Well, let’s alter the experiement a little before we agree to that. Let’s make rather more non-numerics than before:
delete from hjr where isnumber(col1)=0; update hjr set col1=col||'u8#' where mod(col1,2)=0; commit;
Thanks to a bit of help from the MOD(2) function, half the rows now contain non-numeric data in the COL1 column. Let’s now re-run our tests. First, the ISNUMBER function, relying on implicit data type casting and error handling:
SQL> select count(*) from hjr where isnumber(col1)=0;
Elapsed: 00:00:55.45
Statistics
----------------------------------------------------------
0 recursive calls
0 db block gets
32111 consistent gets
17789 physical reads
0 redo size
529 bytes sent via SQL*Net to client
523 bytes received via SQL*Net from client
2 SQL*Net roundtrips to/from client
0 sorts (memory)
0 sorts (disk)
1 rows processed
Interesting that the number of physical reads has reduced so dramatically now that half the data is non-numeric! Note, too, that this now completes in about 55 seconds, which is about twice as long than the 27 seconds it took to find one bad row out of 17 million good ones.

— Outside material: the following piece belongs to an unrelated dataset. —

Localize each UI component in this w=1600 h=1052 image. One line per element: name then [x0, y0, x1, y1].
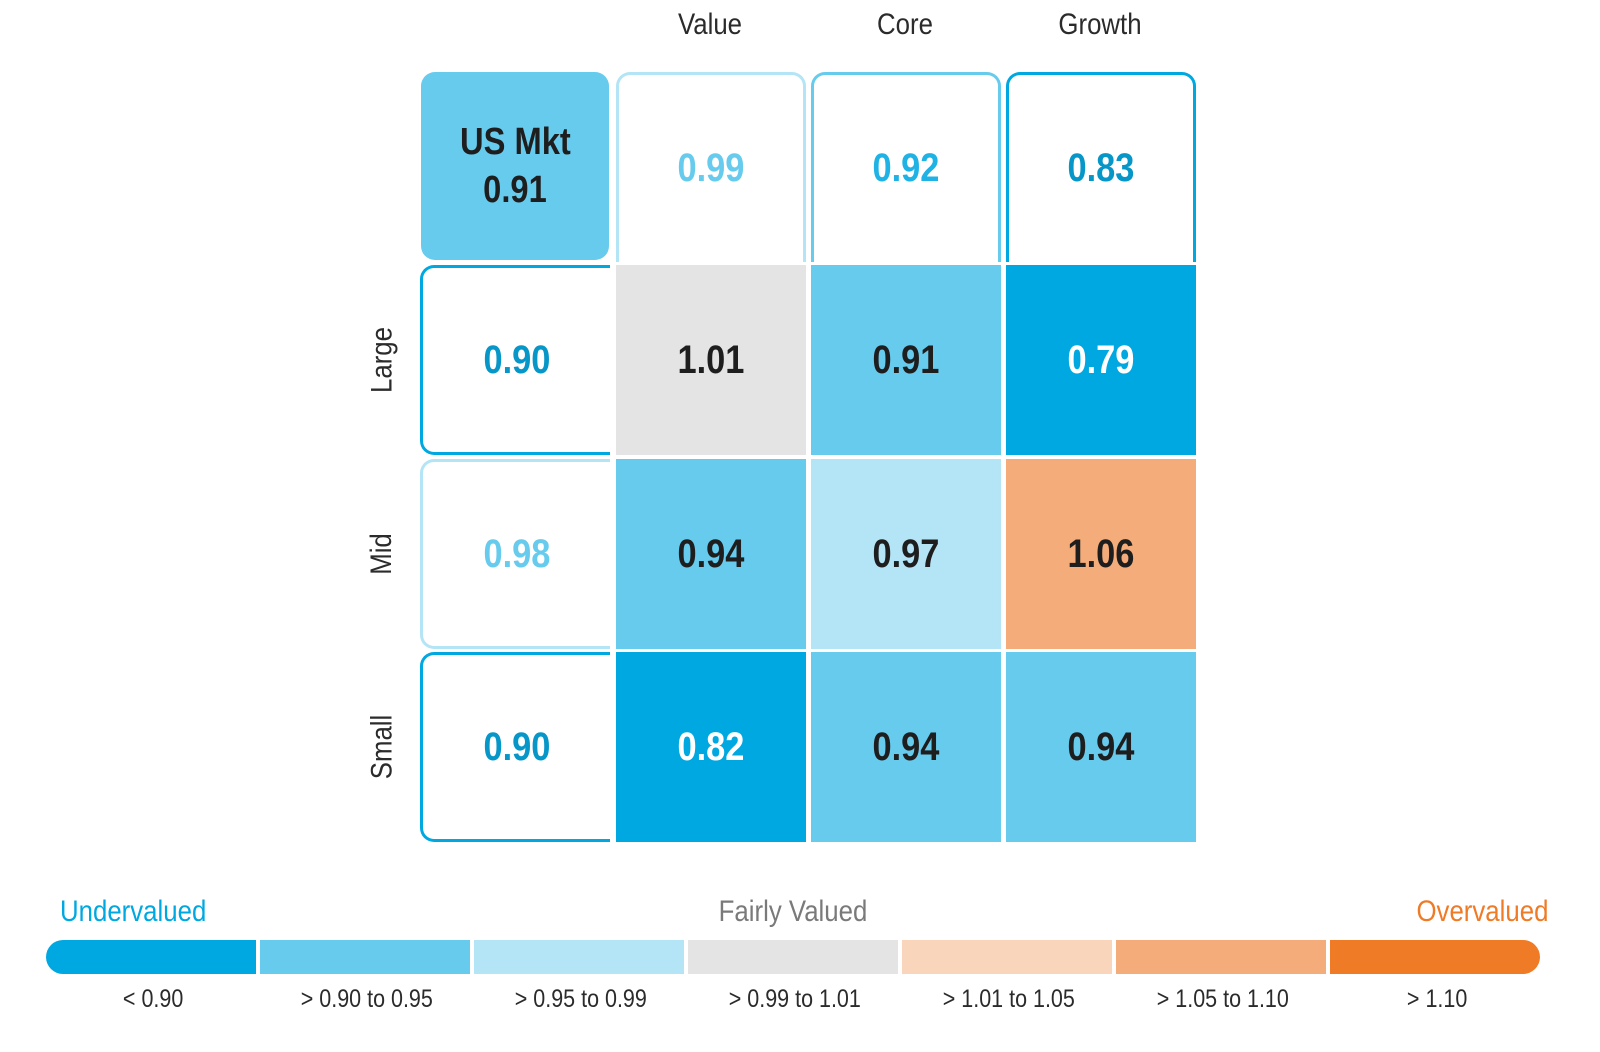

But anyway: here’s the ISNUMERIC version, relying on translating away any numeric characters and counting the length of what’s left:
SQL> select count(*) from hjr where isnumeric(col1)=0;
Elapsed: 00:02:01.85
Statistics
----------------------------------------------------------
0 recursive calls
0 db block gets
32111 consistent gets
17791 physical reads
0 redo size
529 bytes sent via SQL*Net to client
523 bytes received via SQL*Net from client
2 SQL*Net roundtrips to/from client
0 sorts (memory)
0 sorts (disk)
1 rows processed
These are the same sorts of statistics as with the other function, including a big reduction in physical reads-but the elapsed time is still just over 2 minutes… which is almost exactly the same time as it took to find just one non-numeric row first time around. The ‘translate away’ technique is slow, therefore, but at least it’s consistently slow!

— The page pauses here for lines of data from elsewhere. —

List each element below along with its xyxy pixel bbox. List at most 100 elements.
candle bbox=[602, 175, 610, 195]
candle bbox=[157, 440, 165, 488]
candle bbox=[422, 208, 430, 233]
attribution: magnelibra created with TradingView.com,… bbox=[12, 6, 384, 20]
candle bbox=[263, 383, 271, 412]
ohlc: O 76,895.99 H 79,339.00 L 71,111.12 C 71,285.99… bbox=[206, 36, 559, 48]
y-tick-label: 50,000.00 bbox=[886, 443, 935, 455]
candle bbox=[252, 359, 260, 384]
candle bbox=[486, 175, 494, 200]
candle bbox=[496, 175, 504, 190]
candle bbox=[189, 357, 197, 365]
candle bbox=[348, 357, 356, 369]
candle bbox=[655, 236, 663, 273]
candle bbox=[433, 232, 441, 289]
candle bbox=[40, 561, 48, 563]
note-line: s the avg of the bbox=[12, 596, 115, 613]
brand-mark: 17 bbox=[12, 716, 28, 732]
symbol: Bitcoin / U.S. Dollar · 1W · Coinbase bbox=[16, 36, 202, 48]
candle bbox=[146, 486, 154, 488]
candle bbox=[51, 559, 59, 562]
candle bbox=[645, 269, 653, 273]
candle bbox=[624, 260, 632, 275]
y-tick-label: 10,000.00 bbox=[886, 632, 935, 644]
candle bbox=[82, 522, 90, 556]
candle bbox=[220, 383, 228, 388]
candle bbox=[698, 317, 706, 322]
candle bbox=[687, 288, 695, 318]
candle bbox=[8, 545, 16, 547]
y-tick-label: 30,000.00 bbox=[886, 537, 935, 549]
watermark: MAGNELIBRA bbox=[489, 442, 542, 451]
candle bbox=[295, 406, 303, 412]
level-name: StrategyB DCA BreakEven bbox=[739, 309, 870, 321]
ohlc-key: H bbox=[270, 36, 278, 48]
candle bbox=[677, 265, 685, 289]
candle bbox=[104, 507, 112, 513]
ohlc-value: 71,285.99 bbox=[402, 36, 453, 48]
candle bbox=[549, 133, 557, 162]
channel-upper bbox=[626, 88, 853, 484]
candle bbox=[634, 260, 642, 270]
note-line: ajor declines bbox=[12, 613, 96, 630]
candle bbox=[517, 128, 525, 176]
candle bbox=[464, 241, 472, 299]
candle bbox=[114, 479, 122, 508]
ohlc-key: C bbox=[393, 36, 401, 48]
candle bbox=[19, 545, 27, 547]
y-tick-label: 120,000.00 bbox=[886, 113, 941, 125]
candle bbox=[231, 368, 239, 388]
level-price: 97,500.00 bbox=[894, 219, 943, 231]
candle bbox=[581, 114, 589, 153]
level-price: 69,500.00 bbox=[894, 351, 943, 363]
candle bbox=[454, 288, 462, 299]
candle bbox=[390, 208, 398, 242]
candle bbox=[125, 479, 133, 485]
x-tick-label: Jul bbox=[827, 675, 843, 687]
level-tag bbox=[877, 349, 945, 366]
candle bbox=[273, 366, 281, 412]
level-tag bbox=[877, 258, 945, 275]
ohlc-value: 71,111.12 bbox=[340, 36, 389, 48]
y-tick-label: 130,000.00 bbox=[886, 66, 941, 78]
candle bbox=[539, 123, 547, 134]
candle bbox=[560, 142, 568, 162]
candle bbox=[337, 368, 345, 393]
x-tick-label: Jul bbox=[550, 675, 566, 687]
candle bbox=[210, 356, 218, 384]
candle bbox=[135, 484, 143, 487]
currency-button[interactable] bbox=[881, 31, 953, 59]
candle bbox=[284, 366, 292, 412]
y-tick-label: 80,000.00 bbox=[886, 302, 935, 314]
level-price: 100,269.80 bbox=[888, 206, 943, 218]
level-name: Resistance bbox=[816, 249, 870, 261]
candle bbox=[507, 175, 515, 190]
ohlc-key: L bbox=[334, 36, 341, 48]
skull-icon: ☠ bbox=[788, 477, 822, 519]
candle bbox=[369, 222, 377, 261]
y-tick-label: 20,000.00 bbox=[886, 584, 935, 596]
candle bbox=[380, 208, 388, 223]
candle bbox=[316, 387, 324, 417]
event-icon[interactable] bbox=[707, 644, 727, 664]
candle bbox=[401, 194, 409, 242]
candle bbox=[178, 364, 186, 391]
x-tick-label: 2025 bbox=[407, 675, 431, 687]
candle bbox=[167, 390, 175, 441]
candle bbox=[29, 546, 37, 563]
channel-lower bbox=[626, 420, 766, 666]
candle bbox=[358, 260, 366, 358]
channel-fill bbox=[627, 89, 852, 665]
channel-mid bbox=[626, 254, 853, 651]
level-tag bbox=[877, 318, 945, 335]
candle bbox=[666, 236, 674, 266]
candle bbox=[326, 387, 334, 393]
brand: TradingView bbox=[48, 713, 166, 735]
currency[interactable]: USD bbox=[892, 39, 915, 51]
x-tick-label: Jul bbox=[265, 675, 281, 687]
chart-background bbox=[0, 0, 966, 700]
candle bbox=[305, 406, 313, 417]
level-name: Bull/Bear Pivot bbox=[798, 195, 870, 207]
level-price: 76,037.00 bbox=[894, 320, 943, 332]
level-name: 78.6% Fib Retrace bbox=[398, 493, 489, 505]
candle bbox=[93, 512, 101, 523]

The technique that relies on implicit data conversions and error handling remains much faster -but the more and more exceptions it has to throw, the slower it gets.
If you are looking for the proverbial needle-in-a-haystack, then, I reckon the implicit-cast-and-catch might be the way to go. But if you are unsure of your data -specifically, if you are not sure if a significant part of it might be ‘bad’- then the ‘trim(translate))’ function might be more reliable.